Der Bezugnahme der Revision auf den Beschluß des Großen Senats vom 9. Juni 1961 (BSG 14, 246 ff) und ihrer Begründung für eine entsprechende Anwendung der dort enthaltenen Erwägungen auf den vorliegenden Fall ist - wie schon das LSG ohne Rechtsirrtum ausgeführt hat - nicht zu folgen. Der erkennende Senat selbst hat bereits entschieden (BSG 22, 257 ff mit Nachweisen), daß sich die vom Großen Senat des BSG zu § 58 BVG aF entwickelten Gedankengänge nicht auf § 143 1 Abs. 2 AVAVG übertragen lassen, weil jener Beschluß sich ausschließlich auf das Kriegsopferrecht bezieht und daher keine allgemeingültigen Grundsätze enthält, die insbesondere bei Leistungsansprüchen aus dem SWG-Recht die ausdrücklich in § 143 1 Abs. 2 AVAVG getroffene Regelung abzuändern oder aufzuheben vermöchten. Abgesehen davon, daß Versorgungsansprüche aus dem Kriegsopferrecht sachlich wie rechtlich nicht mit Leistungsansprüchen der Arbeitslosenversicherung und ihren Voraussetzungen vergleichbar sind, steht der Anwendung der Gedankengänge des Beschlusses vom 9. Juni 1961 auf Leistungsansprüche der Arbeitslosenversicherung, die einer baldigen Klärung bedürfen, das Prinzip der Rechtssicherheit entgegen. Anhaltspunkte, die neuerdings eine abweichende Beurteilung rechtfertigen könnten, sind nicht ersichtlich.

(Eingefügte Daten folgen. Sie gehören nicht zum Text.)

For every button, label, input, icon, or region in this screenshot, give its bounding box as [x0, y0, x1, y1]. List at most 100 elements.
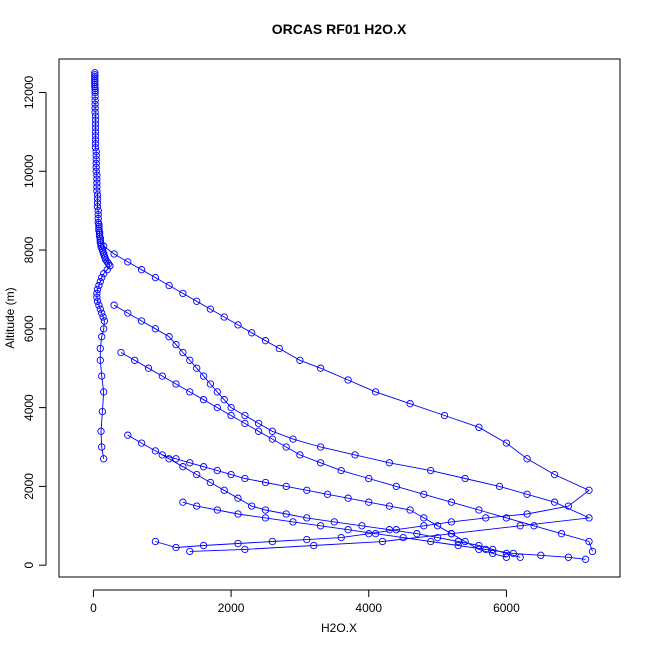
data-point: [98, 372, 106, 380]
data-point: [186, 547, 194, 556]
data-point: [199, 463, 208, 471]
data-point: [399, 533, 407, 542]
data-point: [91, 140, 100, 148]
data-point: [530, 522, 538, 530]
data-point: [220, 313, 228, 321]
data-point: [378, 537, 387, 546]
data-point: [248, 502, 256, 510]
data-point: [117, 348, 125, 357]
data-point: [91, 84, 99, 93]
data-point: [261, 514, 270, 522]
data-point: [91, 92, 99, 101]
data-point: [482, 545, 490, 554]
y-tick-label: 10000: [22, 154, 36, 188]
data-point: [93, 187, 101, 195]
data-point: [179, 289, 187, 298]
data-point: [371, 530, 380, 538]
data-point: [337, 466, 345, 475]
data-point: [93, 297, 102, 305]
data-point: [124, 431, 132, 439]
data-point: [92, 167, 100, 175]
data-point: [94, 207, 102, 215]
data-point: [282, 482, 290, 491]
data-point: [227, 411, 235, 420]
data-point: [241, 545, 249, 554]
data-point: [193, 470, 201, 479]
data-point: [100, 455, 108, 463]
data-point: [516, 522, 524, 530]
data-point: [254, 419, 263, 428]
series-line-6: [162, 454, 507, 558]
data-point: [588, 547, 597, 556]
data-point: [330, 518, 338, 526]
data-point: [179, 348, 187, 357]
data-point: [316, 522, 325, 530]
data-point: [97, 427, 105, 435]
data-point: [93, 195, 102, 203]
data-point: [523, 510, 531, 518]
data-point: [96, 356, 104, 364]
data-point: [234, 321, 242, 329]
data-point: [91, 104, 99, 112]
data-point: [261, 478, 270, 487]
data-point: [186, 459, 194, 467]
data-point: [420, 490, 428, 498]
data-point: [227, 470, 235, 479]
data-point: [92, 151, 100, 160]
data-point: [92, 159, 100, 168]
data-point: [91, 100, 99, 108]
data-point: [92, 155, 100, 164]
data-point: [282, 510, 290, 518]
data-point: [91, 124, 100, 132]
y-axis: 0 2000 4000 6000 8000 10000 12000: [22, 75, 47, 569]
data-point: [261, 506, 270, 514]
chart-title: ORCAS RF01 H2O.X: [272, 21, 407, 37]
data-point: [213, 388, 221, 396]
plot-frame: [58, 58, 621, 578]
data-point: [241, 411, 249, 420]
data-point: [213, 403, 221, 412]
data-point: [585, 514, 593, 522]
data-point: [282, 443, 290, 451]
data-point: [550, 470, 559, 479]
data-point: [93, 175, 101, 183]
data-point: [199, 372, 208, 380]
data-point: [296, 451, 304, 459]
data-point: [151, 325, 160, 333]
data-point: [100, 325, 108, 333]
data-point: [365, 474, 373, 483]
data-point: [220, 396, 228, 404]
data-point: [93, 199, 102, 207]
series-line-1: [96, 265, 111, 459]
data-point: [550, 498, 559, 506]
data-point: [98, 273, 106, 282]
data-point: [93, 203, 102, 211]
data-point: [165, 333, 173, 341]
data-point: [310, 541, 318, 550]
data-point: [158, 372, 166, 380]
data-point: [495, 482, 504, 491]
data-point: [303, 514, 311, 522]
data-point: [91, 96, 99, 105]
data-point: [98, 443, 106, 451]
data-point: [91, 77, 99, 85]
data-point: [100, 270, 108, 278]
data-point: [96, 305, 104, 313]
data-point: [91, 73, 99, 81]
data-point: [94, 210, 102, 219]
data-point: [137, 266, 146, 274]
data-point: [92, 147, 100, 156]
data-point: [172, 455, 180, 463]
data-point: [91, 75, 99, 83]
data-point: [585, 486, 593, 494]
data-point: [447, 530, 456, 538]
data-point: [303, 486, 311, 494]
data-point: [385, 526, 394, 534]
data-point: [475, 423, 483, 431]
data-point: [447, 498, 456, 506]
data-point: [385, 502, 394, 510]
data-point: [316, 459, 325, 467]
y-tick-label: 6000: [22, 315, 36, 342]
data-point: [199, 541, 208, 550]
data-point: [91, 108, 99, 116]
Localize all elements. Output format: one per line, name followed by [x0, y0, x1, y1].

Entgegen der Auffassung der Revision verstößt die Beklagte ferner nicht gegen den Grundsatz von Treu und Glauben, wenn sie sich im vorliegenden Fall auf die Ausschlußfrist des § 143 1 Abs. 2 AVAVG beruft. Der Ablauf der Frist ist vielmehr von Amts wegen zu beachten (BSG 14, 246, 249). Der Grundsatz von Treu und Glauben gilt zwar auch im öffentlichen Recht (Forsthoff, Lehrbuch des Verwaltungsrechts, 9. Aufl., S. 162 ff, 164; Nipperdey in NJW 1962, 321 und BSG 18, 263 ff; 22, 257 ff). Durch Treu und Glauben kann im Einzelfall eine Ausnahme von der Bindung der Verwaltung an das geschriebene Recht geboten sein (Nipperdey aaO). Da indessen zunächst die Berufung auf die Ausschlußfrist grundsätzlich nicht mißbräuchlich ist, müssen besondere Umstände eintreten, die sie zu einer unzulässigen - mißbräuchlichen - Ausnutzung einer Rechtsposition werden lassen (vgl. Nipperdey aaO). Solche besonderen Umstände sind nach herrschender Meinung dann gegeben (vgl. Staudinger, Komm. zum BGB, 11. Aufl., § 242 Anm. D 502 bis 504, 486, 487, 491 mit Nachweisen), wenn die Behörde nach Ablauf der Frist eine Haltung einnimmt, die mit ihrem früheren Verhalten, das den Antragsteller vernünftigerweise von der Fristwahrung abgehalten hat, unvereinbar ist oder (und) solche Umstände hinzutreten und die Frist versäumen lassen, auf die der Antragsteller keinerlei Einfluß hat, wenn er sonst alles Erforderliche getan hat, um die Frist zu wahren (ähnlich BSG 22, 257 ff). Nach den tatsächlichen Feststellungen des LSG ist jedoch keine dieser Voraussetzungen hier erfüllt.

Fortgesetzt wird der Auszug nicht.